Obéron leur annonça solennellement que Lord Dragoman s'était éteint dans la nuit. La nouvelle avait été accueillie avec plus de liesse que de tristesse, les villageois soulagés d'être enfin libérés de cet homme cruel et sanguinaire. Comme promis, le majordome avait fait descendre les corps des vampires empalés, avec l'aide de quelques villageois, et ils avaient été inhumés dans le petit cimetière de Puits-Noir.

— Que voulez-vous que je fasse à présent ? demanda le majordome à son nouveau maître.

— Qu'est-ce que vous voulez faire, vous ?

— Je ne sais pas. Aussi loin que remonte ma mémoire, j'ai toujours été au service de la famille Dragoman. Si vous le permettez, j'aimerais vous servir comme j'ai servi vos aïeux.

— Très bien. Si ça peut vous faire plaisir. Je vous confie le manoir et les affaires du village alors. Assurez-vous que ces gens soient bien traités et ne manquent de rien.

— J'y veillerai. Je m'occuperai des formalités concernant la succession, et je vous ferai parvenir tous les papiers nécessaires, ainsi que le titre de propriété. 

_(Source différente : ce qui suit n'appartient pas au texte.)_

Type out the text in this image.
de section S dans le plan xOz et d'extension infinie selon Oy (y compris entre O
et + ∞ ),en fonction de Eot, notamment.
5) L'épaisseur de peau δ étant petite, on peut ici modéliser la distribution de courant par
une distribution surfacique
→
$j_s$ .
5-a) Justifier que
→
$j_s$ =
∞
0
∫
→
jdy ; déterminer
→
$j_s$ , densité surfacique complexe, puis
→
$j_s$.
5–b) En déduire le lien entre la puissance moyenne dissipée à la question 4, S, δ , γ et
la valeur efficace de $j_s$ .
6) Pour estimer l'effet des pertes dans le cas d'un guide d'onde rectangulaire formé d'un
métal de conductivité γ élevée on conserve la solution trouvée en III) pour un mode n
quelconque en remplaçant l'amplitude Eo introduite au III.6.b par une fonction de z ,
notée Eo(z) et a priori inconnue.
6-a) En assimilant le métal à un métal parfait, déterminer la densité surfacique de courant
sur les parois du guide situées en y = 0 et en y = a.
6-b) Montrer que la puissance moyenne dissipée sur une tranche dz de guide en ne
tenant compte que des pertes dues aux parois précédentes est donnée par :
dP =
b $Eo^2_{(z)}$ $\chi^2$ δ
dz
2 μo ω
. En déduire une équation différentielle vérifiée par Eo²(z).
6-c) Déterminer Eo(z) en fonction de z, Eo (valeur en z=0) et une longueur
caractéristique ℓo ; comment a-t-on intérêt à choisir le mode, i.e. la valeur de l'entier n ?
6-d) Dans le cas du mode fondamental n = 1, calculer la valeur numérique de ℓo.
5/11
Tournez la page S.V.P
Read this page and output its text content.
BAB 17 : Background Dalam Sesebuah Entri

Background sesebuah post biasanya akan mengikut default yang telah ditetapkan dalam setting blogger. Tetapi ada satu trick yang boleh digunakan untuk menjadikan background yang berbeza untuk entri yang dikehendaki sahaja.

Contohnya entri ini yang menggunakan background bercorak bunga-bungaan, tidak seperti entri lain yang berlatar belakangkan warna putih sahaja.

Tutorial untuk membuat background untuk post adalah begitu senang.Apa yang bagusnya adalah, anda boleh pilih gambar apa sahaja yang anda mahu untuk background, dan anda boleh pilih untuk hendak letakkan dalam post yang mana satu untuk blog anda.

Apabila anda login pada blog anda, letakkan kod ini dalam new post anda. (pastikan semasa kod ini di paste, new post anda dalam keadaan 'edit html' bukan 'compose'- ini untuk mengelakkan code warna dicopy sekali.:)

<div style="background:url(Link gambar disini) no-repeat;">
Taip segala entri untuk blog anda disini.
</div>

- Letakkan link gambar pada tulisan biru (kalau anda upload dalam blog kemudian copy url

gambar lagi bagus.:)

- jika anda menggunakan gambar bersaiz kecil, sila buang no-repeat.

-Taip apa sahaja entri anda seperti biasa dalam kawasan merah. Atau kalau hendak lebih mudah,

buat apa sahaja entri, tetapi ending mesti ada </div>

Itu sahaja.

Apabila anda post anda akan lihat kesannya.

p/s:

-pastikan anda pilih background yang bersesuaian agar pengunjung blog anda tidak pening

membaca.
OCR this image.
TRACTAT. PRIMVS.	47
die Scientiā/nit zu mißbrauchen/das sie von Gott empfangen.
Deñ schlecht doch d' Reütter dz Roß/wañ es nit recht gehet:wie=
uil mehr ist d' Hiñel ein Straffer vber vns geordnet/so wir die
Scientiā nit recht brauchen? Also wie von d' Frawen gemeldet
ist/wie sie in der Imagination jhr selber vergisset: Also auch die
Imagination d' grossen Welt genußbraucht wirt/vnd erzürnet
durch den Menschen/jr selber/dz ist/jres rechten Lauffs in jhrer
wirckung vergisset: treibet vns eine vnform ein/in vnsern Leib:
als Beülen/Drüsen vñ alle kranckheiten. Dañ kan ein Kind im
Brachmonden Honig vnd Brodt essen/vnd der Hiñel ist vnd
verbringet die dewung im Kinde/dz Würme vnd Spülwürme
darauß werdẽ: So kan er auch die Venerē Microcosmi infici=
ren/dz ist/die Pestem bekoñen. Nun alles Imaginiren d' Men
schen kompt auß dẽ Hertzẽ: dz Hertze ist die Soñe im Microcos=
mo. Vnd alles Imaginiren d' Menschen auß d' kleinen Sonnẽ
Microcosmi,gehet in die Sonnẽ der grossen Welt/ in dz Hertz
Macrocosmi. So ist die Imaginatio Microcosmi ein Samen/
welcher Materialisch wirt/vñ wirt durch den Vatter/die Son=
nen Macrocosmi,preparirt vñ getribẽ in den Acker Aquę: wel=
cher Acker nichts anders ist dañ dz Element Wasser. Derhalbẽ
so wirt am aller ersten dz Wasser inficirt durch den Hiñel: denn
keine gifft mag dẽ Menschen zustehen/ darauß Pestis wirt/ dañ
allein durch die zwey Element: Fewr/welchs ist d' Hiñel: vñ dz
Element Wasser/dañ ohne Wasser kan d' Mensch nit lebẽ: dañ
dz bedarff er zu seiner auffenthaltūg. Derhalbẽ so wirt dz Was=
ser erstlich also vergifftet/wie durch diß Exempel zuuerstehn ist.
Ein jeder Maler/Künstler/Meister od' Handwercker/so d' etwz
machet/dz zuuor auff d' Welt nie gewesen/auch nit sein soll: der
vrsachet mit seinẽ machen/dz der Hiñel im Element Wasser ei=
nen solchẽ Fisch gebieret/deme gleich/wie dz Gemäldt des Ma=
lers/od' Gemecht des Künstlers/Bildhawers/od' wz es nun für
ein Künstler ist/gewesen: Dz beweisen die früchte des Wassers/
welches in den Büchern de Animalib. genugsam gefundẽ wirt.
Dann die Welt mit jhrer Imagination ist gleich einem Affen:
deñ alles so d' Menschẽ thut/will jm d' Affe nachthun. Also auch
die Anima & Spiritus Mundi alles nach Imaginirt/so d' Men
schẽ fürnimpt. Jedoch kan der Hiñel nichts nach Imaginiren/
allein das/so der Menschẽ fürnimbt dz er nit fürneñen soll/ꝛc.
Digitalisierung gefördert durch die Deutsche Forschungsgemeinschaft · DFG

Nevra acquiesça. Il n'avait aucune intention de revenir à Puits-Noir, mais il voulait offrir sa protection aux villageois. Garder le contrôle sur ces terres était le meilleur moyen de s'assurer qu'ils soient en sécurité. Obéron avait l'air digne de confiance, il ne doutait pas de sa loyauté ni de ses compétences. Il espérait juste que les villageois ne lui mèneraient pas la vie dure.

— J'ai aussi trouvé ce que vous m'avez demandé, ajouta-t-il en lui tendant une liasse de lettres ainsi qu'un document décacheté.

C'était le contrat que Lord Dragoman avait signé avec Patte-Folle. Le trésorier avait été assez imprudent pour apposer son sceau personnel. La promesse de transaction, l'acompte versé, les assassinats commandités, tout y figurait noir sur blanc. À cela s'accompagnait une correspondance entre les deux hommes dans laquelle Padraic O'Toole détaillait l'avancement de la mission et les difficultés rencontrées. Il y mentionnait de manière on ne peut plus explicite les meurtres de Lundiva et Emilia. Les preuves étaient accablantes, mais ce n'était que la partie émergée de l'iceberg. La belette avait d'innombrables squelettes dans son placard, ce contrat n'était que le premier domino qui entraînerait l'effondrement de son empire.